SACRAMENTO – The California Air Resources Board today approved updates to its Commercial Harbor Craft Regulation aimed at reducing emissions from harbor craft like tugboats and ferries operated near California’s coast to improve public health in nearby communities, many of which are disadvantaged.
By 2035, the amendments are expected to result in an 89 percent reduction of diesel soot (also known as particulate matter) and a 54 percent reduction in nitrogen oxides. The amendments will also reduce the cancer risk to over 22 million residents who live near the coast and up to 50 miles inland.
“Emissions from harbor craft contribute to toxic diesel emissions from coastal and port activities,” said CARB Chair Liane Randolph. “These amendments will help clean the air and protect public health, especially in port-adjacent communities that are already burdened by high levels of air pollution.”

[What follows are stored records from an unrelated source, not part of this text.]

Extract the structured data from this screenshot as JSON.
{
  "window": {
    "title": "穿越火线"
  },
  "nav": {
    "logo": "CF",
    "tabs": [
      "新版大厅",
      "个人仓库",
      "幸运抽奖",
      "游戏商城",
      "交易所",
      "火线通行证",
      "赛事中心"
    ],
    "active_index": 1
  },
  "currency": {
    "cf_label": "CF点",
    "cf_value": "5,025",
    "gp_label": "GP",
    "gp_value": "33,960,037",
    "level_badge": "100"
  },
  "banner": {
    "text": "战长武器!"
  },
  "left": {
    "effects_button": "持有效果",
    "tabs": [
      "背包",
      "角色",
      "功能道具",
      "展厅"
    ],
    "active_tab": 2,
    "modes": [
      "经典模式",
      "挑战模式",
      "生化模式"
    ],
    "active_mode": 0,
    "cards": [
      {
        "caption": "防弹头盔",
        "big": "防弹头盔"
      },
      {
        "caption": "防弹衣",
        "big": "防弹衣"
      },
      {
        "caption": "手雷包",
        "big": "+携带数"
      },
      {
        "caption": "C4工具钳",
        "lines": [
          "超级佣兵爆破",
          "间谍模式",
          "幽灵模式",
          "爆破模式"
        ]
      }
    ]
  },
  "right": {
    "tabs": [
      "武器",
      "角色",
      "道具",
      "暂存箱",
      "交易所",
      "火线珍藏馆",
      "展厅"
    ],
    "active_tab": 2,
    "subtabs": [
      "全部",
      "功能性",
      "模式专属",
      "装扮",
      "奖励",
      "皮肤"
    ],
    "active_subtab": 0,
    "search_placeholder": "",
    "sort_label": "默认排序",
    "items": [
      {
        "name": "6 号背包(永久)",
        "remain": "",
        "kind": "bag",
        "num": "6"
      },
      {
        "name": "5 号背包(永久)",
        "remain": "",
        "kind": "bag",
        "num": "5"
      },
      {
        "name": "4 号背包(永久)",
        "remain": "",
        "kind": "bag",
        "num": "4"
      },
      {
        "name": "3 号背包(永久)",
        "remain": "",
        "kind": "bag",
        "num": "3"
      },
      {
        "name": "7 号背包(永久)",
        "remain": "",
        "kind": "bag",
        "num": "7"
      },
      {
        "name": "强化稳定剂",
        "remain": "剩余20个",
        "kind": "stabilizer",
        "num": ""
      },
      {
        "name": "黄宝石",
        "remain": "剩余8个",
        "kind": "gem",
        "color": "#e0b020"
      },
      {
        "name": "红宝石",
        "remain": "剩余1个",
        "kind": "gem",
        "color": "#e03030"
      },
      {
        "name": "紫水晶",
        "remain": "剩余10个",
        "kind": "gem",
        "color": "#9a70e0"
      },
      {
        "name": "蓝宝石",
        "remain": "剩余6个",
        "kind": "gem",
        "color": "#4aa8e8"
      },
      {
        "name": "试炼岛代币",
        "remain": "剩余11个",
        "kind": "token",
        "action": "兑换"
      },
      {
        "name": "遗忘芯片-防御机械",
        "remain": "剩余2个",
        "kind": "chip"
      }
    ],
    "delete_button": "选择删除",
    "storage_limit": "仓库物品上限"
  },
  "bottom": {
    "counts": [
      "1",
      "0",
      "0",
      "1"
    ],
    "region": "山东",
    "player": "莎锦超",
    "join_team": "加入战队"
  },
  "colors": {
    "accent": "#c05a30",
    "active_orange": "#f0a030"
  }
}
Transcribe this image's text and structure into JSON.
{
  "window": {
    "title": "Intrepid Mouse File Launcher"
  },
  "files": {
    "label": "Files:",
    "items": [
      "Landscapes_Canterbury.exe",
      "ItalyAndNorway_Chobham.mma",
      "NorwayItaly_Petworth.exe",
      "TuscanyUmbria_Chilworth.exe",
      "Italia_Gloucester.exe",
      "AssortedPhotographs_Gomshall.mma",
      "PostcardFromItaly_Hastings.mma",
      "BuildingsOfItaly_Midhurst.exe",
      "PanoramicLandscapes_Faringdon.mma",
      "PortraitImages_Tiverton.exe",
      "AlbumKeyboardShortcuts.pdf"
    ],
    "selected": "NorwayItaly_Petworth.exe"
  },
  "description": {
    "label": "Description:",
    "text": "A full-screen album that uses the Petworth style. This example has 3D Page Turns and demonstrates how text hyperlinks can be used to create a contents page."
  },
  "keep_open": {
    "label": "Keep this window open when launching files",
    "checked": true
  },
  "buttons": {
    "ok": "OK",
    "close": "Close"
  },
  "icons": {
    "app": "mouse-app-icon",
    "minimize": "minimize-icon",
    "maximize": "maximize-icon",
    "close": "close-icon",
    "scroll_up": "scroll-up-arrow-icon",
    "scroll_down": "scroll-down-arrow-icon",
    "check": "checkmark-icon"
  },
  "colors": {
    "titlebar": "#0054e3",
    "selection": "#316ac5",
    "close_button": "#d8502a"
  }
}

Marine engines are regulated with Tier 1 being the earliest emission standard and Tier 4 being the newest, least-polluting standard. CARB is proposing a performance standard cleaner than Tier 4. Most harbor craft vessels use old engine technology such as Tier 2 engines that release 162 times more diesel particulate matter than a five-year-old school bus. With today’s amendments, the diesel soot reduction achieved by 2038 is equal to eliminating 246,000 heavy ‑ duty diesel trucks traveling from Los Angeles to Sacramento every day for a year.
The current commercial harbor craft regulation accelerated the move to Tier 2 and 3 engines for select categories beginning in 2009 through 2022; the new amendments will require zero-emission options where feasible, and cleaner combustion Tier 3 and 4 engines on all other vessels. In addition, they will require the use of diesel particulate filters, which are standard equipment on new cars and trucks. Short run ferries, which include those traveling less than three nautical miles over a single run, will be required to be fully zero-emission by the end of 2025. New excursion vessels, such as vessels offering whale watching or dinner cruises, are also required to be capable of operating with at least 30 percent of the power from a zero ‑ emission source.

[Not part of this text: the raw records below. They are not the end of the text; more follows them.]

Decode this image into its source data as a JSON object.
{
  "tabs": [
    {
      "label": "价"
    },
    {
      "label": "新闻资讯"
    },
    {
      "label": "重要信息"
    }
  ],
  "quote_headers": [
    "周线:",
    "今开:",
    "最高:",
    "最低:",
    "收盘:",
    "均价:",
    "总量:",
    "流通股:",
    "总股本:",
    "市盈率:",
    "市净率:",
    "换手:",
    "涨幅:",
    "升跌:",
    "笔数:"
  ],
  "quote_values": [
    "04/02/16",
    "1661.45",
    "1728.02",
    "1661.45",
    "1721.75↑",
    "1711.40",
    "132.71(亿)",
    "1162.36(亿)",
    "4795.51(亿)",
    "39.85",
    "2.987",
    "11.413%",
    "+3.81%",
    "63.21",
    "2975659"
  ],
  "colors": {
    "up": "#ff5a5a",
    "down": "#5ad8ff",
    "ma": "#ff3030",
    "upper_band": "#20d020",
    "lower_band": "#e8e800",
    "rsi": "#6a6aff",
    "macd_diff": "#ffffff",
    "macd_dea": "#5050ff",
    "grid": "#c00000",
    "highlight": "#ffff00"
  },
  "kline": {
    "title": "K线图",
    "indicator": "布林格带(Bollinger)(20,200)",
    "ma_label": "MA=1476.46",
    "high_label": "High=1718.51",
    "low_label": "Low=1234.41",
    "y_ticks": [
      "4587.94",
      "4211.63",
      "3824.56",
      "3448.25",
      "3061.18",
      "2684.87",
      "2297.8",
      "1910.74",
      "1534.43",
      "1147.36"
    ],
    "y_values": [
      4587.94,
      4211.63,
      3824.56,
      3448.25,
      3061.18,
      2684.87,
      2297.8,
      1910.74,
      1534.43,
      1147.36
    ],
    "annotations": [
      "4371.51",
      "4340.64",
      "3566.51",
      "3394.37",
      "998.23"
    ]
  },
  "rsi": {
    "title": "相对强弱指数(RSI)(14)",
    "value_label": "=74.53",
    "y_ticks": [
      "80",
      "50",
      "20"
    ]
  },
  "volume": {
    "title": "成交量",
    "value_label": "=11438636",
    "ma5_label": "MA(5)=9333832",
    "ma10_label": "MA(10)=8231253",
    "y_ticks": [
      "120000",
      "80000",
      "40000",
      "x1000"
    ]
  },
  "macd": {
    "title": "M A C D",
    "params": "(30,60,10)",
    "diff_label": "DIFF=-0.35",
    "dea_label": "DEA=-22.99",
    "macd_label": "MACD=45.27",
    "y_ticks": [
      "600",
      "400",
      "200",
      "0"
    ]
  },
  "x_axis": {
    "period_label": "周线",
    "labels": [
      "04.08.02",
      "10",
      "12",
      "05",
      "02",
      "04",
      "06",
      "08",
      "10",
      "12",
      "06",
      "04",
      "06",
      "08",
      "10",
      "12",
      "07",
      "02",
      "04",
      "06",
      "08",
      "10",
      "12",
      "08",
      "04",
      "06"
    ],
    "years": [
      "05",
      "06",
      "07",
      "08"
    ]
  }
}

The approved amendments include, for all vessel categories, compliance flexibilities such as fleet averaging or additional compliance time on other vessels in a fleet if a zero-emission vessel is deployed where it is feasible but not required.
The amendments affect all categories of commercial harbor craft and establish the first emission standard requirements for commercial passenger fishing vessels, pilot vessels, tank barges over 400 feet, workboats and research vessels. These vessels are required to use cleaner engine fuel to reduce emissions under the current regulation, but they were not required to upgrade to cleaner engines previously. CARB held hundreds of public meetings, several public workshops, considered stakeholder input and conducted site visits to develop the amendments.

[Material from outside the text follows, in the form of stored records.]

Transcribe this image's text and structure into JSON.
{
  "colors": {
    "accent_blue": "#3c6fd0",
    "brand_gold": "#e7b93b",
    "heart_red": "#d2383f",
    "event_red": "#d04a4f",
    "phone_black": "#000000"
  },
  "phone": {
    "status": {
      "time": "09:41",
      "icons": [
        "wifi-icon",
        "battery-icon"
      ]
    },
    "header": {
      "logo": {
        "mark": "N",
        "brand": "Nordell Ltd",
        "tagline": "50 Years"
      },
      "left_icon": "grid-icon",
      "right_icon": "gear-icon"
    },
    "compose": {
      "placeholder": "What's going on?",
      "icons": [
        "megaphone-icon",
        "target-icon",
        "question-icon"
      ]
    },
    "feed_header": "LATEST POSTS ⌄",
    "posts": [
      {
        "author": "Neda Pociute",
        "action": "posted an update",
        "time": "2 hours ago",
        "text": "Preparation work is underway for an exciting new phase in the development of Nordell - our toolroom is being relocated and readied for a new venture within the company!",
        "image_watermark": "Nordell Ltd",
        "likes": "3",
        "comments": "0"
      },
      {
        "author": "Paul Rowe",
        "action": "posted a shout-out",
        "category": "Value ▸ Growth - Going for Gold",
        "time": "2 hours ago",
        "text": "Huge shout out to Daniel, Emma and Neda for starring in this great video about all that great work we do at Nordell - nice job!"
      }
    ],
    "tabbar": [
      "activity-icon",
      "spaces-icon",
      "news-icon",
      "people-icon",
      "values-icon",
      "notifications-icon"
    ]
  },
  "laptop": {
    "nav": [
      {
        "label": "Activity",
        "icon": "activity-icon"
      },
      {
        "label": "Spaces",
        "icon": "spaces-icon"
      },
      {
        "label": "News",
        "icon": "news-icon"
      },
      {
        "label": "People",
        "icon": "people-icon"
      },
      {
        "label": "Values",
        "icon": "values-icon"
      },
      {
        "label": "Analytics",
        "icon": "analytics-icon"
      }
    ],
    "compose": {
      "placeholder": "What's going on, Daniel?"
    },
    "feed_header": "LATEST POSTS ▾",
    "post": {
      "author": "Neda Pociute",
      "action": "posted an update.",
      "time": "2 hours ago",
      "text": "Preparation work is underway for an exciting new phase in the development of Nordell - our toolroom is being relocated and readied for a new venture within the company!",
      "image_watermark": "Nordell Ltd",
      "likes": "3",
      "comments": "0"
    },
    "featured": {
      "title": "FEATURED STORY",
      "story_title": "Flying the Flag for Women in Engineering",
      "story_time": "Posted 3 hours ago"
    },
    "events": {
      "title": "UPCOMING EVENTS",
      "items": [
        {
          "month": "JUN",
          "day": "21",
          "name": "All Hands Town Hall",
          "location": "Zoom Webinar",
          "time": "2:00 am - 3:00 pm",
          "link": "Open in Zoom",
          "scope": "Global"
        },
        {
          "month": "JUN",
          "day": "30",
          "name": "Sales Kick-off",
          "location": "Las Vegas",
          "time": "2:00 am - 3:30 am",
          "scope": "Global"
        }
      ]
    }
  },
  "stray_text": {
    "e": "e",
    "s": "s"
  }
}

Today’s amendments will begin phasing in starting in 2023 through the end of 2032. As a result of input from stakeholders, CARB incorporated compliance extensions for some vessel categories that would not have to upgrade until the end of 2034 if the vessel owner applies for and receives an extension if a replacement vessel is required but cannot be afforded. To address concerns raised by the sportfishing industry, the Board approved changes recommended by staff that provide a one-time ten-year extension option for commercial passenger fishing vessels until 2035 if a vessel is equipped with all Tier 3 engines by the end of 2024. This change will provide more certainty for vessel owners, as well as come at a lower cost with no need to renew extensions every two years.
In addition, the Board directed staff to establish a technical working group and provide updates to the Board every two years beginning in 2024. Updates would include the status of commercial harbor craft technology advancement that staff would use to explore future opportunities to adopt more stringent zero -emission requirements in the future. In addition, the Board directed staff to continue collaborating with the sportfishing industry and conduct a review of technology available for sportfishing vessels by 2028.
Incentive funding opportunities are available for operators, especially those taking early action or measures beyond what is required by the regulation. Funding opportunities may exist through the Carl Moyer Program, Community Air Protection Incentives, Volkswagen Environmental Mitigation Trust, and other opportunities such as the Advanced Technology Demonstration and Pilot Projects program funded through the Low Carbon Transportation program.